Consuming all or the majority of your calories from lean proteins, plant based carbohydrates and healthy fats remains key to sustaining a healthy and happy lifestyle. 

Your calories are already calculated and can be found on the first page. These include any changes required to meet your goals.

Why are blood sugar levels important?

This is one of the fundamentals of weight loss, maintained energy levels and being healthy. 

When we consume carbohydrates, they are turned into glucose, to be used as energy by the body. Upon eating carbohydrate based food, our bodies release a hormone called insulin, this helps deliver glucose to the relevant parts of the body. 

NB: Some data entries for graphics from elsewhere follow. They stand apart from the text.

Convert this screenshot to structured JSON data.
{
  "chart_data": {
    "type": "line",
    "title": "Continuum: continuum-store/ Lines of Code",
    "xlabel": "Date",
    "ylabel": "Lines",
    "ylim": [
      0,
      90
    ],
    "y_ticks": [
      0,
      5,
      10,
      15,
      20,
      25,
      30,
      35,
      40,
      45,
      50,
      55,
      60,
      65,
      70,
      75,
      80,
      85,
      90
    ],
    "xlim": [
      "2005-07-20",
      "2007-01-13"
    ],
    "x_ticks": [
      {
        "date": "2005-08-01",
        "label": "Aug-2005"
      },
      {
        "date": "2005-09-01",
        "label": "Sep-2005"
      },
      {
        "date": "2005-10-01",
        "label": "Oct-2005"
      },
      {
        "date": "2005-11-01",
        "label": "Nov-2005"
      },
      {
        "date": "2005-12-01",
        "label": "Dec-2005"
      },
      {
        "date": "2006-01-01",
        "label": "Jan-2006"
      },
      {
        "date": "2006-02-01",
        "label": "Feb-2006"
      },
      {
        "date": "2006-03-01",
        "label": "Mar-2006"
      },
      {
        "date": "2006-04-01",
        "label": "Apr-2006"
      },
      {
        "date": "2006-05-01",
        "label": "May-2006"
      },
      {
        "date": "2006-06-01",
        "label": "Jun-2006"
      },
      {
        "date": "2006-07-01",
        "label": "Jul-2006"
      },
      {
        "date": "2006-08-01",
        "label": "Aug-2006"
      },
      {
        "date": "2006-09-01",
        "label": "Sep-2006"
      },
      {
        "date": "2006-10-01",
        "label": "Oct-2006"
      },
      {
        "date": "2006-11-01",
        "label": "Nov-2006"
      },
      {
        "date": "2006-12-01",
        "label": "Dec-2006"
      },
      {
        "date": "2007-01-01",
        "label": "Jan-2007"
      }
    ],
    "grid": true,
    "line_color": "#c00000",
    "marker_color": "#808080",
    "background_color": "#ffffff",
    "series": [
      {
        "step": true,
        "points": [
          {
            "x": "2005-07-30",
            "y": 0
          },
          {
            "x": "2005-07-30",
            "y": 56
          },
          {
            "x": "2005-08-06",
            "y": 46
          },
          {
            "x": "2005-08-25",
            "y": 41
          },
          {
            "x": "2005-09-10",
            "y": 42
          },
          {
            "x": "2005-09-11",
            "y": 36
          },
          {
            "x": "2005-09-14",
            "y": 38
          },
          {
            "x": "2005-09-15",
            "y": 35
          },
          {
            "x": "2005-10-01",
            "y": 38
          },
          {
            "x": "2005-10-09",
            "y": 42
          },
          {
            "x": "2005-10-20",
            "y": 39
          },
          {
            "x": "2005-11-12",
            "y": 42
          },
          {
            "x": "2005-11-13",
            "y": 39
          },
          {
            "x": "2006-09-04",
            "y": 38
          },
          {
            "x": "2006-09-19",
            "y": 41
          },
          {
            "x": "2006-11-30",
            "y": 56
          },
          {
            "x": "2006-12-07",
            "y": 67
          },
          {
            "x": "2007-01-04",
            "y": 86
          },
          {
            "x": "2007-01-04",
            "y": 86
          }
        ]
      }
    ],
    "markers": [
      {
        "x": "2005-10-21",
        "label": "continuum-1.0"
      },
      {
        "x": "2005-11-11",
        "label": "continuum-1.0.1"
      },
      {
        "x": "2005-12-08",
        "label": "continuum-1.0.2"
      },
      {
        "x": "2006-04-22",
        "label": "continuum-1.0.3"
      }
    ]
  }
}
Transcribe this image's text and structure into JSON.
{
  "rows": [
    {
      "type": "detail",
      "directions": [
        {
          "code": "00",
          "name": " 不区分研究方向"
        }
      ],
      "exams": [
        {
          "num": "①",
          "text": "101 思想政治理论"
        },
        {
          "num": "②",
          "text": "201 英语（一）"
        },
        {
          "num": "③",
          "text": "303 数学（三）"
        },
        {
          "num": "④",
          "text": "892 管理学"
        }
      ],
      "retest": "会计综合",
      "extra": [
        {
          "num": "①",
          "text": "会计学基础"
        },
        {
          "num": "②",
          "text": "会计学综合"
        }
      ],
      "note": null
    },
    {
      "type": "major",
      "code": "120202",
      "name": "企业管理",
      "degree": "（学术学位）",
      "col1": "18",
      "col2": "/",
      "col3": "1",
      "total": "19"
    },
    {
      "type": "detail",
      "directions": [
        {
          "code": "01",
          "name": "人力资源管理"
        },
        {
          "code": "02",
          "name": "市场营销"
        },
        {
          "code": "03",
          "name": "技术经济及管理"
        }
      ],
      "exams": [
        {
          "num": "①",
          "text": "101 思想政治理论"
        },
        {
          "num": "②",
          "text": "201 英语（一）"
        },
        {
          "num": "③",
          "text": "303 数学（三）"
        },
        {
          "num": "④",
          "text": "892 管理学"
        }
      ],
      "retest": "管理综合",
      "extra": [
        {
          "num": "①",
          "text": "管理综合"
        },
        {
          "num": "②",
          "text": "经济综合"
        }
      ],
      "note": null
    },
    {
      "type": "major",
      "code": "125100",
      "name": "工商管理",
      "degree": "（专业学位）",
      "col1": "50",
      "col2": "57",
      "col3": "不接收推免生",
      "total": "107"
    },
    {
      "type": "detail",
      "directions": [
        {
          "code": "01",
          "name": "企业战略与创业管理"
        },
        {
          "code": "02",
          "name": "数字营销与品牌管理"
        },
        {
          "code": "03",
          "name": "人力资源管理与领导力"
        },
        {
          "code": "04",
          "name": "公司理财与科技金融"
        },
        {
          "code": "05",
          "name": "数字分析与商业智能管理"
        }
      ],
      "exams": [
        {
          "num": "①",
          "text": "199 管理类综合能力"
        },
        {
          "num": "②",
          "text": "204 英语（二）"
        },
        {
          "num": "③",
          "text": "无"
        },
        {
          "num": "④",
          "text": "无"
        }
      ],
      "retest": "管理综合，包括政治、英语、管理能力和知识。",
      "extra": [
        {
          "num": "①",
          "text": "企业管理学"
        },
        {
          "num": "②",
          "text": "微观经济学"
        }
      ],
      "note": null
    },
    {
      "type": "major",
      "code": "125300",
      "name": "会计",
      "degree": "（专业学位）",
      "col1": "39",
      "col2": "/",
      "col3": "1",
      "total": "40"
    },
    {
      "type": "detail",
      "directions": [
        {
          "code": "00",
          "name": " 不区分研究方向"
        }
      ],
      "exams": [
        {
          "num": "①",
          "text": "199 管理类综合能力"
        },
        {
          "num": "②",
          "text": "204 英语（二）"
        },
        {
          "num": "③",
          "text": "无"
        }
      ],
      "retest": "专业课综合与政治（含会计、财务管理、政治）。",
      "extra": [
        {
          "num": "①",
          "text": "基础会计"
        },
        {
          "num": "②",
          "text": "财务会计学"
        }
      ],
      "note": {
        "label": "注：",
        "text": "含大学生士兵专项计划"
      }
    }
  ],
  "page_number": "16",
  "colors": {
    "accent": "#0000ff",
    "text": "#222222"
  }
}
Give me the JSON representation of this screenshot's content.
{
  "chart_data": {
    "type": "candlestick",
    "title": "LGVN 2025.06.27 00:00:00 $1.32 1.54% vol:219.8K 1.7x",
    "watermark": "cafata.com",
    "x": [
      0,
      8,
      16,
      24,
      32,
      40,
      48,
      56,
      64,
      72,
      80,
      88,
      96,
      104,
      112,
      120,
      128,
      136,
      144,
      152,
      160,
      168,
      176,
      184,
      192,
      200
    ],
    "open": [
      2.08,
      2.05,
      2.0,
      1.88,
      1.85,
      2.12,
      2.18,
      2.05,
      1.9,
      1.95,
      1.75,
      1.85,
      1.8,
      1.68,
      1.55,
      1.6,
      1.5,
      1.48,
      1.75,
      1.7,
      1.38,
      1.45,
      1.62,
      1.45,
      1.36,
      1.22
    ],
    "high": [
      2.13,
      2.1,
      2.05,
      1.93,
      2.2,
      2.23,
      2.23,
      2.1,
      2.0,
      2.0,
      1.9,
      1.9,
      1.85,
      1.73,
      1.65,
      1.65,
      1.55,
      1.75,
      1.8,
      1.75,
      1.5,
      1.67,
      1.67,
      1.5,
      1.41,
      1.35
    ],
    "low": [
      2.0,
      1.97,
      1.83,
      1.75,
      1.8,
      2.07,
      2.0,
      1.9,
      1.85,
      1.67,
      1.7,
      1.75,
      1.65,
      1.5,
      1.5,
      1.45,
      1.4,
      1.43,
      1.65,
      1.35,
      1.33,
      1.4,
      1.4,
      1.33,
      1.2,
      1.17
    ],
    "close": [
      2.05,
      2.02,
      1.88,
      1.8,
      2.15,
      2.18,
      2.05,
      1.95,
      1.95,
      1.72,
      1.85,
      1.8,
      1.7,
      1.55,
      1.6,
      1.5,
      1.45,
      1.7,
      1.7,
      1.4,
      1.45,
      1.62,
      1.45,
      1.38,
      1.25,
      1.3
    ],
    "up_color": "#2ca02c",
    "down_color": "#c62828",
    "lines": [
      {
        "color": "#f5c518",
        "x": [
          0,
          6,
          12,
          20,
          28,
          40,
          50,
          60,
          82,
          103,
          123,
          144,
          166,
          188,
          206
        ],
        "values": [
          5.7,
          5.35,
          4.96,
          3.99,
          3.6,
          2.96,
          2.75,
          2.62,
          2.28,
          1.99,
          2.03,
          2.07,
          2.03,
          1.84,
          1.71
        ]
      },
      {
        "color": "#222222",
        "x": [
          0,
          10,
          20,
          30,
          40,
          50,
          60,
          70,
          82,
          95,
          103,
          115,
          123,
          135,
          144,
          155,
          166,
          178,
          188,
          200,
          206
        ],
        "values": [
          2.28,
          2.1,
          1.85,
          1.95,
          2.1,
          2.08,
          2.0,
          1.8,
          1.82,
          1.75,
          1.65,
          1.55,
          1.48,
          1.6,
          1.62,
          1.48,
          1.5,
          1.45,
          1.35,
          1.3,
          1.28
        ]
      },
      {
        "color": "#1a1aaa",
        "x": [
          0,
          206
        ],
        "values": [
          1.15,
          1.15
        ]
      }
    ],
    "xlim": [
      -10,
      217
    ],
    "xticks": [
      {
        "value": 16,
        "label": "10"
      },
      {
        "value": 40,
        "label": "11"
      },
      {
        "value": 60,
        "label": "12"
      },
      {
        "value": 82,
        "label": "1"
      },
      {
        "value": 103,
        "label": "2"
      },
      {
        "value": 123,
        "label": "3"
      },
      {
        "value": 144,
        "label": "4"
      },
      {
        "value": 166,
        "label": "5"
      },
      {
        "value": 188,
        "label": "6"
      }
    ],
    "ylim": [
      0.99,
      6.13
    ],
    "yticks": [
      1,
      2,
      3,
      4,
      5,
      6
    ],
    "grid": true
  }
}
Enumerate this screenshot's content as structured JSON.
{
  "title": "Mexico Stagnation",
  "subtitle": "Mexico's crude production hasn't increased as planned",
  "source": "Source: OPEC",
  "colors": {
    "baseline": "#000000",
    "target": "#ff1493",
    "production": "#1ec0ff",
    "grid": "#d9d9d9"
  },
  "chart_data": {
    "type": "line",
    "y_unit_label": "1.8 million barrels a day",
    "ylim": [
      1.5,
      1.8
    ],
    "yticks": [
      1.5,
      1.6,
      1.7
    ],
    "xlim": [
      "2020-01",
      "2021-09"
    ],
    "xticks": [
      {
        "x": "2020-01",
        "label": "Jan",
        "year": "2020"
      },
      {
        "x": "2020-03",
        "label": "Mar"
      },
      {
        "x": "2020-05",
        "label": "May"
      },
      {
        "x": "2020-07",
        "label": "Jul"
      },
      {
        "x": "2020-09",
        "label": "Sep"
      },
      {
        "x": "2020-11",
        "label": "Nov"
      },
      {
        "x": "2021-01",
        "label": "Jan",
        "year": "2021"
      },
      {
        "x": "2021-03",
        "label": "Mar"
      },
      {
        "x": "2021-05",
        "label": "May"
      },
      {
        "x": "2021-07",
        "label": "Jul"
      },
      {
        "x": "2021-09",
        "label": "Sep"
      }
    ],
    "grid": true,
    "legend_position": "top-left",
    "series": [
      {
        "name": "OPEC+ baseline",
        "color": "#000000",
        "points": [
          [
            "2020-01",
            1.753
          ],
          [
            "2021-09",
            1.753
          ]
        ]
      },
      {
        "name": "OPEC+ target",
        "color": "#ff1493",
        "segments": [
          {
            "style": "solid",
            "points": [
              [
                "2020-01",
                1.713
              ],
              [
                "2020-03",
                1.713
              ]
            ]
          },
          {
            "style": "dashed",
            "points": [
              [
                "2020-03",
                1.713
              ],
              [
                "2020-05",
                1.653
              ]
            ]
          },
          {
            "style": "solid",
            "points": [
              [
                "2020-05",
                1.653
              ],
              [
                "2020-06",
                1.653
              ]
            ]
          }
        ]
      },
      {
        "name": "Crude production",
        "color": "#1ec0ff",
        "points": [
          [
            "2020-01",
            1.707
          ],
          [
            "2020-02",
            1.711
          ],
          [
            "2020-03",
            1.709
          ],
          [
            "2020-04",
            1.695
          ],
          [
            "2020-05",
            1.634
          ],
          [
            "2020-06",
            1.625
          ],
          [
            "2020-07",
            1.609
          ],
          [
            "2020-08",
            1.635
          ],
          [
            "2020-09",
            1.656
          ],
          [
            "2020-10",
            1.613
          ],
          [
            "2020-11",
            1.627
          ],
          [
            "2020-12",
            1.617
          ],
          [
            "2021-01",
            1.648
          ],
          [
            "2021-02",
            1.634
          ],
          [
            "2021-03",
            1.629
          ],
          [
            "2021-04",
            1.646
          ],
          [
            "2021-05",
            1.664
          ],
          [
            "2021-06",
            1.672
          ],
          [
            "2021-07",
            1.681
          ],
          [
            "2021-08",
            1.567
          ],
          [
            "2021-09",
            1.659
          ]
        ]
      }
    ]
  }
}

Sugary and refined carbohydrates are transformed into glucose much quicker, causing blood sugars to rapidly rise. When the body doesn’t require the glucose produced, it is stored as fat. Continued increased in blood sugars, can also cause insulin resistance, causing further weight gain. 

Lower glycemic index and unrefined carbohydrates, such as raw vegetables, sweet potato, brown and wild rice, all take longer to digest, meaning slower release of glucose and therefore your blood sugars stay more stable and energy is provided over a longer period.

Additionally, natural or healthy fats also don’t spike blood sugar and can aid weight loss.